Here is an article about and direct audio from a call by one of the White House's senior advisors, Sebastian Gorka, to someone who had criticized his ideas, credentials, and actions through a Twitter feed. It is painful to listen to, since the situation is so absurdly inappropriate. The recipient of the call, one Michael S. Smith, seems totally taken aback, as anyone would be, at receiving a call from a high-level official complaining that he'd said mean things. I assume it is because of this that Smith never says the only thing that he'd have to say to end the conversation: "You, Mr. Gorka, are a public servant, and I am a private citizen, and as such it is my right and my duty to learn what I can of your actions, credentials, and proposals, analyze them to the best of my ability (in this case as an expert on terrorism), and discuss them with my neighbors and the community at large. This is a fundamental tenet of our democratic system." Mr. Smith touches on many of these themes, but never manages to put them into a succinct phrase, so shocked is he at the conversation. It's like when you have a run-in with someone on the street or at work, and only later you come up with the perfect retort. Except in this case, there's some Hungaro-British fascist yelling at you for 20 minutes, so you can never get your thoughts together.

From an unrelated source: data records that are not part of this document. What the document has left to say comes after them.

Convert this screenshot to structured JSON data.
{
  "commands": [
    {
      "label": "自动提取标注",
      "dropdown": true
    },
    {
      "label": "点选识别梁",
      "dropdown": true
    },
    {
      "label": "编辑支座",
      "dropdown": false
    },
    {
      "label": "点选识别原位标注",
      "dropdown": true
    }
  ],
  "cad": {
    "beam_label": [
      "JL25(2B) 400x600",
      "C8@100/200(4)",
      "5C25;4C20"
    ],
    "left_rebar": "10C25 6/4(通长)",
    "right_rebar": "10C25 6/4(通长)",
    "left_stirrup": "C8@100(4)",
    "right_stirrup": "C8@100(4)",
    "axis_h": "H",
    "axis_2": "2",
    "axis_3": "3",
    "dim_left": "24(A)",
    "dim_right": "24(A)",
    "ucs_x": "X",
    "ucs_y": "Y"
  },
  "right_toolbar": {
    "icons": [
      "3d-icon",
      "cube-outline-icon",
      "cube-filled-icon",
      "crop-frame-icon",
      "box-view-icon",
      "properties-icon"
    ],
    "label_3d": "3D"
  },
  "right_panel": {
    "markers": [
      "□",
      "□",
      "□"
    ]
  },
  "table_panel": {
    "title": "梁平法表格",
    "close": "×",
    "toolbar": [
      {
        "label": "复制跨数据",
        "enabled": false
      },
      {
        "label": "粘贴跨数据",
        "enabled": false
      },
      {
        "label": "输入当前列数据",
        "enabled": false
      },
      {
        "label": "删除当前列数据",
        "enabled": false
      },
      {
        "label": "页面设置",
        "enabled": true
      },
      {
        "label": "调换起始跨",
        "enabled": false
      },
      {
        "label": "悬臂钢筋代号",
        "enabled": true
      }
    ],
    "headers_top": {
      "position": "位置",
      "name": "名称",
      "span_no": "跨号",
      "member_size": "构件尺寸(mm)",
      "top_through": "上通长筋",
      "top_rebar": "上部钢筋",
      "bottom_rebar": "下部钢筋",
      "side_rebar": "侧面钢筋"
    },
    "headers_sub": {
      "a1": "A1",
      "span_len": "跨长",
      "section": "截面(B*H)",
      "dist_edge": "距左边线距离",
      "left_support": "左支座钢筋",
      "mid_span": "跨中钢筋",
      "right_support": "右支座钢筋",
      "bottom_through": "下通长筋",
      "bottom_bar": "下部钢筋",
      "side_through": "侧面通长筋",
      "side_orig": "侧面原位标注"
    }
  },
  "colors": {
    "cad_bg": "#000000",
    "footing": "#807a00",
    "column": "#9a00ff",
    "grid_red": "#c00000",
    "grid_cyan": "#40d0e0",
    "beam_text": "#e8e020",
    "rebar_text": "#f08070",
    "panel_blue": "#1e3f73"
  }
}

Particularly shocking are multiple moments in which Mr. Gorka evinces a fundamental misunderstanding of representative democracy. On the one hand, he all but says that he takes any questioning of his work as a public servant to comprise a personal attack on him. This twisted vision of his public role is confirmed by his using work time (when he should be serving the Nation) to make a private call to harangue someone for 20 minutes, and inviting Mr. Smith to work out their differences at a personal, private lunch in the White House, instead of in the public forum, where policy discussion belong.
But more troubling than this is Mr. Gorka's authoritarian insistence that no one question him or his master. He seems to believe that, since Trump won the election, and since Gorka has been allowed a bully pulpit by the powers that be, then no one has a right to question him--not on his academic and professional merits, not on his fitness to carry out his duties, not on the soundness of his policy proposals. The Boss says get in line, so you're supposed to get in line and not quesion. It's like the classmate in grammar school that finds or makes up some arbitrary rule that supposedly lets them do what they want and "legitimately" prevents others from having a say. I'm sorry, but that's not how a society of free subjects works, Mr. Gorka.